Em sua “ronda”, passa várias vezes sobre o mesmo lugar, como se tivesse um território definido. Portanto, em caso de avistamento passado, sugiro que volte ao lugar onde a viu, próximo das 16:30 (até o escurecer). Provavelmente você deve vê-la novamente…

Já noite adentro, a vi passando diversas vezes, o que confirma que ela continua bastante ativa após o anoitecer.”











(De Carlos Eduardo S. Goulart em 23 de maio de 2012) Hoje parei para observar um casal e minha descrição corrobora o depoimento pessoal acima. Por volta das 16:30 em diante, voando baixo sobre um pasto de gramínea, rondando várias vezes sobre a mesma área. A única diferença que notei é que este casal não paira no ar. Ao perceber um possível alvo eles mergulham rápido ao chão. Faz alguns dias que acompanho este casal e consegui vê-los capturar alguns camundongos. São magníficos!

Distribuição Geográfica

Subespécie com ocorrência no Brasil: A.f, suinda.
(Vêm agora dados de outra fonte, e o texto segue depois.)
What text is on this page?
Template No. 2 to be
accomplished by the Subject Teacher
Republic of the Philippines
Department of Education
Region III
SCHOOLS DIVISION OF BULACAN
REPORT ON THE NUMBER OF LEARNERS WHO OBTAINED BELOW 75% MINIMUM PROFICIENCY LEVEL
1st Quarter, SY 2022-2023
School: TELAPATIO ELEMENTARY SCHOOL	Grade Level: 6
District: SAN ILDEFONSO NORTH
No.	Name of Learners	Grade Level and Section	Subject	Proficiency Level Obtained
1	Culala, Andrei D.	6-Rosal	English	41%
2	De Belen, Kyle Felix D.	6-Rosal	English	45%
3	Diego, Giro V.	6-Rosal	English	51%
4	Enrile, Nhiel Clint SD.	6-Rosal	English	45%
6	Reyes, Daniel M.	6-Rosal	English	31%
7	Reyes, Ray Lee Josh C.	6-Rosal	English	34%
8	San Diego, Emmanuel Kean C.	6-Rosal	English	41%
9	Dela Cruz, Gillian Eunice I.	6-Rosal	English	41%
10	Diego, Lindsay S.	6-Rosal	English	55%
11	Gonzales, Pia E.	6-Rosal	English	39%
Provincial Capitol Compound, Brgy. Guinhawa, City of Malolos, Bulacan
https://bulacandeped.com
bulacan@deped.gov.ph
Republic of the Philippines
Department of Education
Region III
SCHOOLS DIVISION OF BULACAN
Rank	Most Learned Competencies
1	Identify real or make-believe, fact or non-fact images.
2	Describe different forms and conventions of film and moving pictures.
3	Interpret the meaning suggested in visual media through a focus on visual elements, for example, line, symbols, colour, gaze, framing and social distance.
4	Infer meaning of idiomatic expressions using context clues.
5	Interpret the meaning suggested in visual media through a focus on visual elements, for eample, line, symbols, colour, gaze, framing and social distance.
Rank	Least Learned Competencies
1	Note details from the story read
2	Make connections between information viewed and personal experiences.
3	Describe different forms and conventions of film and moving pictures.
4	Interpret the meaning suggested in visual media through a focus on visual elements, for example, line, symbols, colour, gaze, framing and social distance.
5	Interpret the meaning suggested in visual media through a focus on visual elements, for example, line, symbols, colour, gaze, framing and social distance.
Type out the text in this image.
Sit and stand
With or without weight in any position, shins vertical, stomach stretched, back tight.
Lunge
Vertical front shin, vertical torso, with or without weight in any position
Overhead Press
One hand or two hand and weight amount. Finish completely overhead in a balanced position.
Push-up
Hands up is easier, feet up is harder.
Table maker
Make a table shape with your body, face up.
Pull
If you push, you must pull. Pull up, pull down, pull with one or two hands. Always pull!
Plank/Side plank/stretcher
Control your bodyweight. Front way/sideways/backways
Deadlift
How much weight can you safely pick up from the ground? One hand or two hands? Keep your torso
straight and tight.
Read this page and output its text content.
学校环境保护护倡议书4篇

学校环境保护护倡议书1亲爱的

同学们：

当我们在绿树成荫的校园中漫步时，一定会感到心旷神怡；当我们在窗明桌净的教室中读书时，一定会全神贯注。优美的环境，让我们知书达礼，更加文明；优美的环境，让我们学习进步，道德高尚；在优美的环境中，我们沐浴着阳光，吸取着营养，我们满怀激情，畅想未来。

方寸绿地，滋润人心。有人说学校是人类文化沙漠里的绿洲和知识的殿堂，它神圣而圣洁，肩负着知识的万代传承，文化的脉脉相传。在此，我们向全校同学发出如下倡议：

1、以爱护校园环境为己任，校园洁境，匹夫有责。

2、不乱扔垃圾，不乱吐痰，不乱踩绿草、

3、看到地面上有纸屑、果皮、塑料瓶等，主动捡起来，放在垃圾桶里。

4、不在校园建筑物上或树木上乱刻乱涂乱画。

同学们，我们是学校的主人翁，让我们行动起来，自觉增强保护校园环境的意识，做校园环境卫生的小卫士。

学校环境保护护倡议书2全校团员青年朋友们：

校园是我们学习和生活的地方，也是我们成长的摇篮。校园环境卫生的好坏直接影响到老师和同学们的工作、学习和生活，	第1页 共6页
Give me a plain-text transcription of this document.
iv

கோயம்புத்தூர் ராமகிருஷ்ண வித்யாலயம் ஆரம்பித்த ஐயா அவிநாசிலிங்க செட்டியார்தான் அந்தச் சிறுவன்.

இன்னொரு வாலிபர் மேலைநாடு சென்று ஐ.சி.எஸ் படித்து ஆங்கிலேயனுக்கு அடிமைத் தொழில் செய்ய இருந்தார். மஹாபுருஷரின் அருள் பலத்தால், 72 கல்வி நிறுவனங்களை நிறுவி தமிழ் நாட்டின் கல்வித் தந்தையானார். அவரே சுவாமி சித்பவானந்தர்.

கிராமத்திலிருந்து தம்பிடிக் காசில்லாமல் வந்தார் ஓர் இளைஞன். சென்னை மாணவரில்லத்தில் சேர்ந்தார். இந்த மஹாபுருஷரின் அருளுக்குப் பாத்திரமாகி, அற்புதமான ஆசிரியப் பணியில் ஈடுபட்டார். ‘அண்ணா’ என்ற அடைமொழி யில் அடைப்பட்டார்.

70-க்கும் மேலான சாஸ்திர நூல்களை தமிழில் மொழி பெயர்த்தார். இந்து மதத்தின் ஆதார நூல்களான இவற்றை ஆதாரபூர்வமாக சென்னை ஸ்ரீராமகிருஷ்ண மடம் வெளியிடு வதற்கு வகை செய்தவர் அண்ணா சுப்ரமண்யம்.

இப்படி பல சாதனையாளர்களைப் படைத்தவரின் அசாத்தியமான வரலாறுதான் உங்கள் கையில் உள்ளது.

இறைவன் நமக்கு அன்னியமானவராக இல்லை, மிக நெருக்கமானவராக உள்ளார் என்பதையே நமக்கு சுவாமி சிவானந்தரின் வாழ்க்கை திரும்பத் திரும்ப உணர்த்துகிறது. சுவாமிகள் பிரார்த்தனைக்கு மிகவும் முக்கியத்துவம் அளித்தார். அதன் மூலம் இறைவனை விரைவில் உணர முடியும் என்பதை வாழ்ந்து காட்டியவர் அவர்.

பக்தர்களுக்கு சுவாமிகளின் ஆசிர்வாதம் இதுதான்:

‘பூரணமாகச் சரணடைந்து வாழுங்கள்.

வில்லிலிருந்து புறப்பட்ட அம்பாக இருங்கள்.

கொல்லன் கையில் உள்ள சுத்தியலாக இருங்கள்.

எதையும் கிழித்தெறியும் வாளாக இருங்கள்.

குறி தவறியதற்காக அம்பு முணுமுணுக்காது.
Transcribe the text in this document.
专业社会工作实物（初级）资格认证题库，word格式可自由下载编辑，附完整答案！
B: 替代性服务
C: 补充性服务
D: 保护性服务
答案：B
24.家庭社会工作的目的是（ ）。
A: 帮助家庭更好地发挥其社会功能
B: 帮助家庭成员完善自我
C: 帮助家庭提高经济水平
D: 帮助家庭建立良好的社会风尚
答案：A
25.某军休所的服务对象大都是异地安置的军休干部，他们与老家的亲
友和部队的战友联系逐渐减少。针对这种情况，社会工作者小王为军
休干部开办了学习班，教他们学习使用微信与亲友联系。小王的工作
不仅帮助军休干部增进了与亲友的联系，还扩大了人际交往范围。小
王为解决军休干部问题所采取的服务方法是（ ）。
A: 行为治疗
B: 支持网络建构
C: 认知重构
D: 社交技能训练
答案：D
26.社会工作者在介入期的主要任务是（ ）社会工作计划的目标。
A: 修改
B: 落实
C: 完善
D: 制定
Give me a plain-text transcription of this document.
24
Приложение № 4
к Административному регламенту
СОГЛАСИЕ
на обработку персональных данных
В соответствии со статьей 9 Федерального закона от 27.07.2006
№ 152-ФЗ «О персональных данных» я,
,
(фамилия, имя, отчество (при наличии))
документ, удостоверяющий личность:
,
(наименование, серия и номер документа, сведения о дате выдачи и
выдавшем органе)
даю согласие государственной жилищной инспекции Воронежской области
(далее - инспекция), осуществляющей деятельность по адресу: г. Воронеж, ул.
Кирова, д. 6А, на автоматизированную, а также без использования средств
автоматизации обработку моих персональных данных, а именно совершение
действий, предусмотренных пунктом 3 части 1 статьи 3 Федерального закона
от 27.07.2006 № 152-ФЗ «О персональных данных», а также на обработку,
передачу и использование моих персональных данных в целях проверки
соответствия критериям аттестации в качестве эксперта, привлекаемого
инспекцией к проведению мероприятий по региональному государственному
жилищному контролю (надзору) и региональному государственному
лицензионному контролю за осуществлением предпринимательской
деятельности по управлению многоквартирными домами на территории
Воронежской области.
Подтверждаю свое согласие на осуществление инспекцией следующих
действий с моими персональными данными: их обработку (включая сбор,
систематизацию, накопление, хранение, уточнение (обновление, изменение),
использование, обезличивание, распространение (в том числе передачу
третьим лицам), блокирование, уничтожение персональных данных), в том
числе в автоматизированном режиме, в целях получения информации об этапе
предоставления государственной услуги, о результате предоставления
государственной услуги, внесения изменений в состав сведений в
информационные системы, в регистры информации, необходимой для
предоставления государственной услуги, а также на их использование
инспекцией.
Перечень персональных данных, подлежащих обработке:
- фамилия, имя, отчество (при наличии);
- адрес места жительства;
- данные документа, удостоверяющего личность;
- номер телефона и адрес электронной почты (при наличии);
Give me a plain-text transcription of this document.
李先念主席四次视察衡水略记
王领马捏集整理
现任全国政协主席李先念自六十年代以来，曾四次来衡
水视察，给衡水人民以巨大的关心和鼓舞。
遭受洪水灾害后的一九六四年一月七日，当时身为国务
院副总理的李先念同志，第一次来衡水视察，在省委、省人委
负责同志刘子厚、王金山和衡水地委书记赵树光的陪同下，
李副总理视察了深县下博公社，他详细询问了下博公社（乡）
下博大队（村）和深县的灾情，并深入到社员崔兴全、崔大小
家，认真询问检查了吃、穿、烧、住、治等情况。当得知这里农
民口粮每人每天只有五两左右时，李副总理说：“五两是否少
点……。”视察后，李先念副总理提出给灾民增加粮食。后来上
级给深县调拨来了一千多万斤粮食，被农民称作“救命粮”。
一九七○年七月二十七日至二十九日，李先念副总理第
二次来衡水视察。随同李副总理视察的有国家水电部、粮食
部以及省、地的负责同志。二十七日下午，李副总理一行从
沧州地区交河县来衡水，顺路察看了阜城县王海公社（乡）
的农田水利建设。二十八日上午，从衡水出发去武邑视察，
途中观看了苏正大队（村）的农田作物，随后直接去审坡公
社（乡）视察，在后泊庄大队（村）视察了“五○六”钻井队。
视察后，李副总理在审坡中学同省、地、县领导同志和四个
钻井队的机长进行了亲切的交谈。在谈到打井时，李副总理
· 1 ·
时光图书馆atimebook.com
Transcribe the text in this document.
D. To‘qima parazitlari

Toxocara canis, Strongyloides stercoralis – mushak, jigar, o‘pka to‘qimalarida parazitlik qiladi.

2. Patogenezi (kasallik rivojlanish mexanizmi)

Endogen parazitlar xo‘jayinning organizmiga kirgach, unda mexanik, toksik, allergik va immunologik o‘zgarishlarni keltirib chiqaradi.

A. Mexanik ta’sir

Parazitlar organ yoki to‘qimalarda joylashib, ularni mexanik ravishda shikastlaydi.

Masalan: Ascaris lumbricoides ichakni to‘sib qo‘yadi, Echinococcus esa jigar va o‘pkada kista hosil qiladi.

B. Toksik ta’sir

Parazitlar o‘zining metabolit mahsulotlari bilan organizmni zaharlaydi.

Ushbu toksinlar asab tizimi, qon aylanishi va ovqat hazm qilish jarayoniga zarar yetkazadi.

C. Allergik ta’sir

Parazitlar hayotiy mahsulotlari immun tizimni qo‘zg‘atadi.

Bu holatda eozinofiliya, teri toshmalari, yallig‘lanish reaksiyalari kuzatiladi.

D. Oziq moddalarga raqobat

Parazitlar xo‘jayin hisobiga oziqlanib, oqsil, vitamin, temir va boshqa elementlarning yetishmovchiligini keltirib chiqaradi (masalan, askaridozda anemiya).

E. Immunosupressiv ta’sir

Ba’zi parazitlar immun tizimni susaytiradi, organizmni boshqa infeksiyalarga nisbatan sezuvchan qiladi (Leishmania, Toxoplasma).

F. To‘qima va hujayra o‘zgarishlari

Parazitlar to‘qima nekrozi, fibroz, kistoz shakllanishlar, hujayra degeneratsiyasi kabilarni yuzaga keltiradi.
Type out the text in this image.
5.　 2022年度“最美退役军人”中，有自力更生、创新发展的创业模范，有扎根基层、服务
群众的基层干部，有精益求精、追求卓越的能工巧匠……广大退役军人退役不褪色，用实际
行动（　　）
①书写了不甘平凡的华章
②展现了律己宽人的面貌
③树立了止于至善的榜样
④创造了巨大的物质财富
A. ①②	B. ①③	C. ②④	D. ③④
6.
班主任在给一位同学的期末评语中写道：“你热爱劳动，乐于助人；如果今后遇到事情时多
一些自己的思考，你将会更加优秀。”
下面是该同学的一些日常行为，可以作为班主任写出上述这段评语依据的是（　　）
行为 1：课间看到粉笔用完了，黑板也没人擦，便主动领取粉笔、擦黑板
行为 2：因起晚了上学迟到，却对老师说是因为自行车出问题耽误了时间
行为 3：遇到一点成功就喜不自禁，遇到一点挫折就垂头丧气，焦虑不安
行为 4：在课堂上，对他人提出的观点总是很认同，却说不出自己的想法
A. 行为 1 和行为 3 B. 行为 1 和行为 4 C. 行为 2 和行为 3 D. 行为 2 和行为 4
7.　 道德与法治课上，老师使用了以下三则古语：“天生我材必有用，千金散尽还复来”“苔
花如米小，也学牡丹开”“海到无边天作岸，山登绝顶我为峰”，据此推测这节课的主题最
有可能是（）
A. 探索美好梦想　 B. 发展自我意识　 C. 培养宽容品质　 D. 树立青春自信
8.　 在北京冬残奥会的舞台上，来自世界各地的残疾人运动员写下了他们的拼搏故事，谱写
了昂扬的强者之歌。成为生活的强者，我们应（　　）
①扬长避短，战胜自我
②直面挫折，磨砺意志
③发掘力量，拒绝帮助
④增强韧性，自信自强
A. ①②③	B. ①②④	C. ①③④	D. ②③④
Migratória, veio da América do Norte, atravessando os Andes até a Terra do Fogo. Vive em amplos banhados e caça durante o dia. No Brasil, ocorre de Goiás e Minas Gerais até o Rio Grande do Sul. É comum nas regiões setentrionais da Europa e da Ásia.

Em áreas tropicais, o Mocho é residente, não apresentando características migratórias significativas.

Do Nível do mar até 4000 m de altitude.